Nachdem er geduscht, sich angezogen und ein schnelles Frühstück aus Tee und Toast genommen hatte, fuhr er zur Fabrik rüber. Eine Limousine, aus deren Auspuff weiße Rauchwolken in die kalte Luft aufstiegen, stand vor dem Tor. Gibb näherte sich ihr und klopfte gegen des hintere Fenster. Es fuhr nach unten, und ein Mann lächelte ihn an.
»Mr. Gibb?«, fragte er.
Gibb nickte.
»Halifax Hickman«, stellte sich der Mann vor, stieg aus dem Wagen und blieb vor dem Fabriktor stehen. »Zuerst möchte ich mich bei Ihnen entschuldigen, dass ich Sie an einem Feiertag von Ihrer Familie weggeholt habe.«
Die Männer schüttelten sich die Hand.
»Kein Problem, Sir«, wehrte Gibb ab und trat zum Tor. »Ich kann gut verstehen, dass Sie so bald wie möglich sehen wollen, wofür Sie Ihr Geld ausgegeben haben.«
»Ich war unterwegs nach Europa«, log Hickman, »und meine Zeit ist ziemlich knapp bemessen.«
»Ich verstehe, Sir.« Gibb griff in die Tasche, holte einen Satz Schlüssel hervor und entriegelte die Tür.
»Vielen Dank«, sagte Hickman, während Gibb das Tor öffnete und zur Seite trat.
»Nehmen Sie sie«, sagte Gibb und reichte Hickman die Schlüssel. »Ich habe noch einen zweiten Satz.«
Hickman ließ sie in seine Tasche gleiten. Gibb ging durch eine Art Vorhalle und durch eine Doppeltür in eine weitläufige Fabrikhalle, wo die Maschinen standen und der Stoff gelagert wurde. Er streckte die Hand nach einem Haupttrennschalter an der Wand aus und legte ihn um. Die Beleuchtung strahlte. Gibb sah Hickman an. Der Mann betrachtete die verschiedenen Maschinen.
»Dies ist die Scher- und Absaugstation«, erklärte er und deutete auf eine Maschine, die aussah wie die zu groß geratene Version eines Brat- und Grillofens, wie er in den Burger-King-Restaurants benutzt wurde. »Das Material wird über ein Förderband in das Gerät transportiert, wo es bearbeitet wird, und am Ende kommt es auf diesen Rollen wieder heraus.«
Der Metallrahmen, in dem sich die Rollen befanden, war etwa tischhoch und führte zu einer Verpackungsstation. Dort bildeten mehrere Rahmen einen Halbkreis, an dessen Ende sich eine Laderampe befand. Stoffballen konnten auf den Rollen weitergeschoben werden, bis sie entweder in Kartons gestapelt oder in Plastikfolie eingeschweißt wurden. Danach landeten sie zum Transport in Lastwagen.
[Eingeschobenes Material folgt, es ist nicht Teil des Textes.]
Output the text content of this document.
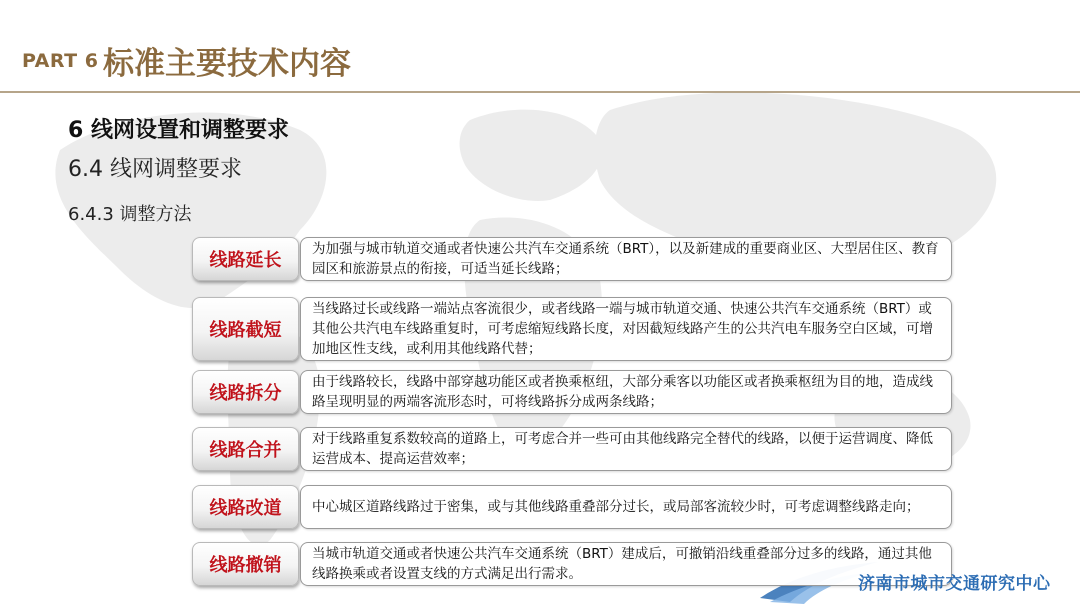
PART 6 标准主要技术内容
6 线网设置和调整要求
6.4 线网调整要求
6.4.3 调整方法
线路延长
为加强与城市轨道交通或者快速公共汽车交通系统（BRT），以及新建成的重要商业区、大型居住区、教育园区和旅游景点的衔接，可适当延长线路；
线路截短
当线路过长或线路一端站点客流很少，或者线路一端与城市轨道交通、快速公共汽车交通系统（BRT）或其他公共汽电车线路重复时，可考虑缩短线路长度，对因截短线路产生的公共汽电车服务空白区域，可增加地区性支线，或利用其他线路代替；
线路拆分
由于线路较长，线路中部穿越功能区或者换乘枢纽，大部分乘客以功能区或者换乘枢纽为目的地，造成线路呈现明显的两端客流形态时，可将线路拆分成两条线路；
线路合并
对于线路重复系数较高的道路上，可考虑合并一些可由其他线路完全替代的线路，以便于运营调度、降低运营成本、提高运营效率；
线路改道	中心城区道路线路过于密集，或与其他线路重叠部分过长，或局部客流较少时，可考虑调整线路走向；
线路撤销
当城市轨道交通或者快速公共汽车交通系统（BRT）建成后，可撤销沿线重叠部分过多的线路，通过其他线路换乘或者设置支线的方式满足出行需求。	济南市城市交通研究中心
Hickmans Blick wanderte weiter. »Sind das dort die Gebetsteppiche für Saudi-Arabien?«, fragte er und deutete auf drei große stählerne Frachtcontainer in der Nähe der Spinnmaschine und unweit des Tors zu den Laderampen. »Darf ich sie mal sehen?«
»Natürlich, Sir«, sagte Gibb, schloss jeden der Container auf und öffnete die Türen, »und sie hätten schon längst geliefert werden müssen.«
Hickman warf einen Blick hinein. Jeder der Container war so groß wie der Aufleger eines Sattelschleppers. Ihre Größe war so bemessen, dass sie in den Laderaum einer 747 Frachtmaschine passten. Die Teppiche hingen, an Spannern befestigt, von der Decke der Container herab, so weit das Auge reichte. Jeder Container musste mehrere tausend Stück enthalten.